Paul Anka with his nanny Diana Ayoub in 1957.Image GAB Archive / Redferns

And I hope we will never part
Oh please stay with me Diana
DianaPaul Anka (1957)

Yes, he was only fifteen, a snot really, and way too young to make it with a 19-year-old. But he, Paul Anka of Ottawa, was madly in love with the woman who looked after his younger brother and sister, Diana Ayoub.

But Diana didn’t like him. She certainly noticed when he was lurking at her in church, but found him nothing more than funny. “Diana was my first crush,” Anka wrote in his autobiography My Way (2013). “Diana was my inspiration, the fantasy girlfriend and my imagined problem.” With the latter he was referring to the age difference of four years.

In the first sentence of his ode to Diana he immediately hit his obstacle: ‘I’m so young and you’re so old.’ When he finished the song, he played it to her on a piano. He was too shy to sing it word for word.

With a handful of songs, Anka, the son of a Lebanese restaurateur, went to New York in 1957. Producer Don Costa saw something in the then 16-year-old ambitious songwriter and his Diana. Only: weren’t the words too explicit to address a girl like that? Couldn’t it be an ounce less? No, the message had to be straightforward, Anka thought. In order not to scare Diana too much, he announced the arrival of the song in a letter.

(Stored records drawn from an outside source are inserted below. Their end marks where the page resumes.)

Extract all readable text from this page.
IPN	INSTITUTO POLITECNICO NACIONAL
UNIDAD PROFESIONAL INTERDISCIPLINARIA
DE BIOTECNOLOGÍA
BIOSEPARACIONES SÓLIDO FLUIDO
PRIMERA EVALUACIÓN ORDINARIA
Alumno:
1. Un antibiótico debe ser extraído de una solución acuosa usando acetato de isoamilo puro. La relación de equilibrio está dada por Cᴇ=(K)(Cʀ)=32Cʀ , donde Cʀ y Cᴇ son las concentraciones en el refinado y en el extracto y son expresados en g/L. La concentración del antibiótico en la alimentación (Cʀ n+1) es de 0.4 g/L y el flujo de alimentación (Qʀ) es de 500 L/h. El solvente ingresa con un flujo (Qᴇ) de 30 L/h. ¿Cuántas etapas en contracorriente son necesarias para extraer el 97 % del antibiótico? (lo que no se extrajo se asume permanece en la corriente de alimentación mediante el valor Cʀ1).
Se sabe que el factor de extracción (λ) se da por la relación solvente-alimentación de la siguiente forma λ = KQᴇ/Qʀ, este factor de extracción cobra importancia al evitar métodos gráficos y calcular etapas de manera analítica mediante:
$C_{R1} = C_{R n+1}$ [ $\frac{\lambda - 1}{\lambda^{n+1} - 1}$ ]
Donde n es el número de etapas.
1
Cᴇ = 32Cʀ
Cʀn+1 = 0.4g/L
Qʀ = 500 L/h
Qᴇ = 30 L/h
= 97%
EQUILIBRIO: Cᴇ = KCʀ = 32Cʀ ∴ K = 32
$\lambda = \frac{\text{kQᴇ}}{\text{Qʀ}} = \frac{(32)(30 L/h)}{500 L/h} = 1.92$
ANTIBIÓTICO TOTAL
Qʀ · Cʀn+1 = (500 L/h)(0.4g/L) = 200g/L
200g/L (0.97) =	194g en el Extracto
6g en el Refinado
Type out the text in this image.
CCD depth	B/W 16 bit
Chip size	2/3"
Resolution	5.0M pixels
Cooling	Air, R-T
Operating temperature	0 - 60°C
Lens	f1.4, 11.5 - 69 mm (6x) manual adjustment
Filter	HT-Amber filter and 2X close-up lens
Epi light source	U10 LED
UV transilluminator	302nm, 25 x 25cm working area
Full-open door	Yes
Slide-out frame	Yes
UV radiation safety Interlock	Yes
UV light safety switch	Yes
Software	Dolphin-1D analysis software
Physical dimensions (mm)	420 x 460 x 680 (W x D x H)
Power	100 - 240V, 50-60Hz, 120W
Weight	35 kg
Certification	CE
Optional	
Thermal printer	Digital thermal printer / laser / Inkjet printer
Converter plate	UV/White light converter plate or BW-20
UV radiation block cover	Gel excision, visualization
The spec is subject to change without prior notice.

Diana became a huge million seller, all over the world. Paul Anka was a teen idol at 16, his life would never be the same. He grew into a global star and continued to write songs, also for others. Afterwards, singers like Frank Sinatra (My Way) and Tom Jones (She’s a lady) highly regarded with his songs.

Of course, press mosquitoes at the time wanted to know who was shooting that Diana Diana used to be. Diana Ayoub found all this attention flattering and interesting at first. She allowed herself to be interviewed and photographed laughing together with Anka.

Unfortunately, things went from bad to worse. “I had journalists waiting for me at high school graduation,” she said. “Guys didn’t ask me out because otherwise their picture would be in the paper the next day. People came to my house all the time. Once my father found a staircase leading to my bedroom against the house.’

Thank God the interest waned and Diana was able to breathe again. She married, had two sons, opened her own clothing store, divorced and retired. She never heard from Paul Anka again, she had proved her worth in his view, there was nothing more. “She rejected me, and I had my song.”

In the Ottowa Citizen Ayoub bit off once more. It made no sense what Anka trumpeted about the big age difference: they were only one year apart. “Paul has no idea how much of an impact that song has had on my life,” she said. “I got all the fame, but none of the benefits.”